Future applications of this approach are extensive. To increase the robustness of our system, our analysis techniques could be expanded to recognize equivalent expert techniques from several training programs and hospitals. This expansion could possibly be used to identify where a surgeon trained or which procedures he or she has practiced most. A natural extension from this study would compare the training progression for subjects who receive numerical ratings and standardized feedback from a human rater compared to the progression for those who get more detailed ratings and feedback from automatic algorithms associated with the box trainer. Additionally, a statistical analysis of significance can be done to further determine the precise way in which each of the selected features contributes to surgical skill. Beyond the capabilities of the current system, future applications could be to test the ergonomics and comfort of new laparoscopic tools compared to the current standard, as well as testing other clinically relevant laparoscopic tasks inside of the box. A more complex application would be to completely remove the human rater from the models and use unsupervised learning methods such as neural networks and deep learning to find the natural boundaries between surgical skill levels.

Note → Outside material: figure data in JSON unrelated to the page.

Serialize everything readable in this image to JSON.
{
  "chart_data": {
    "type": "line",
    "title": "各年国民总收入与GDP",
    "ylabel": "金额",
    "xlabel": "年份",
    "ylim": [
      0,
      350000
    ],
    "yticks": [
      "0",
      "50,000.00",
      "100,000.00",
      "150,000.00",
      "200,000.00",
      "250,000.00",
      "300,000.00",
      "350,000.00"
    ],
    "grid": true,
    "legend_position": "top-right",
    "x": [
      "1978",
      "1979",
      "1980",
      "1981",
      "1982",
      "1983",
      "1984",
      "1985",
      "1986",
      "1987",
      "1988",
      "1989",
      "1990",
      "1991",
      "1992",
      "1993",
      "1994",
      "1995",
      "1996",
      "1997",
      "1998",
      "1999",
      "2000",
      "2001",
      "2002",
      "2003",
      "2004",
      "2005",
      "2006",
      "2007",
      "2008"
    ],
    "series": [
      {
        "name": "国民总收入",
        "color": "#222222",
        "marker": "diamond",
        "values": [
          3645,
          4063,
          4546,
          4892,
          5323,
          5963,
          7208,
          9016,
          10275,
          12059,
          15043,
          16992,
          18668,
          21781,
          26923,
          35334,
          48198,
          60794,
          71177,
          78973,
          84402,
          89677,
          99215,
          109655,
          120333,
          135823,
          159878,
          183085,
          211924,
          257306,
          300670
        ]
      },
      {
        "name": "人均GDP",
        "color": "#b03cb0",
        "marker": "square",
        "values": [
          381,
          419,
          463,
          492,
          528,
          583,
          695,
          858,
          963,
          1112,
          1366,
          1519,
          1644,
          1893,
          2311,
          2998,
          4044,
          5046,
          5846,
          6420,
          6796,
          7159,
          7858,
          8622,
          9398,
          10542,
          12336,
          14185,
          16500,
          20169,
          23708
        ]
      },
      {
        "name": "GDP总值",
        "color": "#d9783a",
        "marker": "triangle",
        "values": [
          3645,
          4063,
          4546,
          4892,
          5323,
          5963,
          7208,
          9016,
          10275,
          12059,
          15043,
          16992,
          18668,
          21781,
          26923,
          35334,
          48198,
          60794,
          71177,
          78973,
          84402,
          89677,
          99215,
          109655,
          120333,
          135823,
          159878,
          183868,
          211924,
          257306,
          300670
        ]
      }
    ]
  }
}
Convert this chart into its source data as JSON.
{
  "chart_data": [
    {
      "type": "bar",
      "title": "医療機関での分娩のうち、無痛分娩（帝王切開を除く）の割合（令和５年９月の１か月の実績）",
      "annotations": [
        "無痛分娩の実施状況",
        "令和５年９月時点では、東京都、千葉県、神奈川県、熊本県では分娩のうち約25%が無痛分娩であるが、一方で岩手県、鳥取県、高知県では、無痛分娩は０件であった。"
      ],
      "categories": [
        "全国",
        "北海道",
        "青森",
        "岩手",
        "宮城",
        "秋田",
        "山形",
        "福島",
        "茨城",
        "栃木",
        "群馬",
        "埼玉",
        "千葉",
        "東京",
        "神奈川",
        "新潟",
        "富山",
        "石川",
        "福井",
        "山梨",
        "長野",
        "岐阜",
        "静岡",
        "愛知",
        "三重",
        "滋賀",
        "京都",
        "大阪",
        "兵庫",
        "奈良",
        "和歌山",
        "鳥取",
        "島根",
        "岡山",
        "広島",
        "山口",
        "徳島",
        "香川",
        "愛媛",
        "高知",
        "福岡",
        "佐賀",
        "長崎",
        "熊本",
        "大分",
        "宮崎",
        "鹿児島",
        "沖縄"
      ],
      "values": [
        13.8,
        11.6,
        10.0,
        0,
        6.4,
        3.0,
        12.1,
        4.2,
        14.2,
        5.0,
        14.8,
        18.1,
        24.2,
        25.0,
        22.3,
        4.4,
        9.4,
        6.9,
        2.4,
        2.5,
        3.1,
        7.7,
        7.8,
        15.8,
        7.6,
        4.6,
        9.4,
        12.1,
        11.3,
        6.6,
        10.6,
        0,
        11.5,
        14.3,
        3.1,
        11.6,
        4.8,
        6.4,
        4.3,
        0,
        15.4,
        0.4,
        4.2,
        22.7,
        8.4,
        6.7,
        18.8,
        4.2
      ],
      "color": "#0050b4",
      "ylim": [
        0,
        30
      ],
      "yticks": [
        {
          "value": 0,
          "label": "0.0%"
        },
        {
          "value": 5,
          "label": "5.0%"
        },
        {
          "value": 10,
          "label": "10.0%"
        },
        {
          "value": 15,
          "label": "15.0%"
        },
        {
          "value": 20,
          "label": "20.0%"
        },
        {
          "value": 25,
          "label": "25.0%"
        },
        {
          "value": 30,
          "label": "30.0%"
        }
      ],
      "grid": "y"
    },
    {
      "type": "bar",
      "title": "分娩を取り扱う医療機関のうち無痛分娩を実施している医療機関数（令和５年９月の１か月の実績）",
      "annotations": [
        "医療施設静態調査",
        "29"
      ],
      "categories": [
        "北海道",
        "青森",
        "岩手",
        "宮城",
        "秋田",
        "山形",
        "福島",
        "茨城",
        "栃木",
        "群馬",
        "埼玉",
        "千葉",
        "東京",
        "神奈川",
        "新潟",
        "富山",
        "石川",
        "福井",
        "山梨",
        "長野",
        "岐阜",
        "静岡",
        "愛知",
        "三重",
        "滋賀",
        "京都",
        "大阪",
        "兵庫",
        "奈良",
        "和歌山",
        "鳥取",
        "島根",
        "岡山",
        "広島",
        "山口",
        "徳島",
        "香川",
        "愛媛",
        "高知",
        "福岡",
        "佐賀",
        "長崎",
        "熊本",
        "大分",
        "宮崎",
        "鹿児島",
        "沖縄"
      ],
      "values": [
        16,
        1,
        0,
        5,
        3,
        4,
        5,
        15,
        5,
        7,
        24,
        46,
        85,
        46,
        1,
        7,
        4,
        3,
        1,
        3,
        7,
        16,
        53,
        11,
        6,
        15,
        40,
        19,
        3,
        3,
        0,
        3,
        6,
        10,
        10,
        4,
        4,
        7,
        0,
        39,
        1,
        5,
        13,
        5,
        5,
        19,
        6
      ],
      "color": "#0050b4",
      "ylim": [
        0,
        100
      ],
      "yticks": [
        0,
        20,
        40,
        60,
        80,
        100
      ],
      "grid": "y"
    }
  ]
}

Finally, a future application that could provide even more enhanced feedback is adapting the current algorithm to track the trainee’s performance in real time and give feedback throughout the procedure, rather than only at the end. Specifically, this application could include the detection of phenomena such as ineffective repetitive movements and non-dominant hand neglect, two habits of training surgeons that we believe may be corrected more easily in real time rather than retrospectively.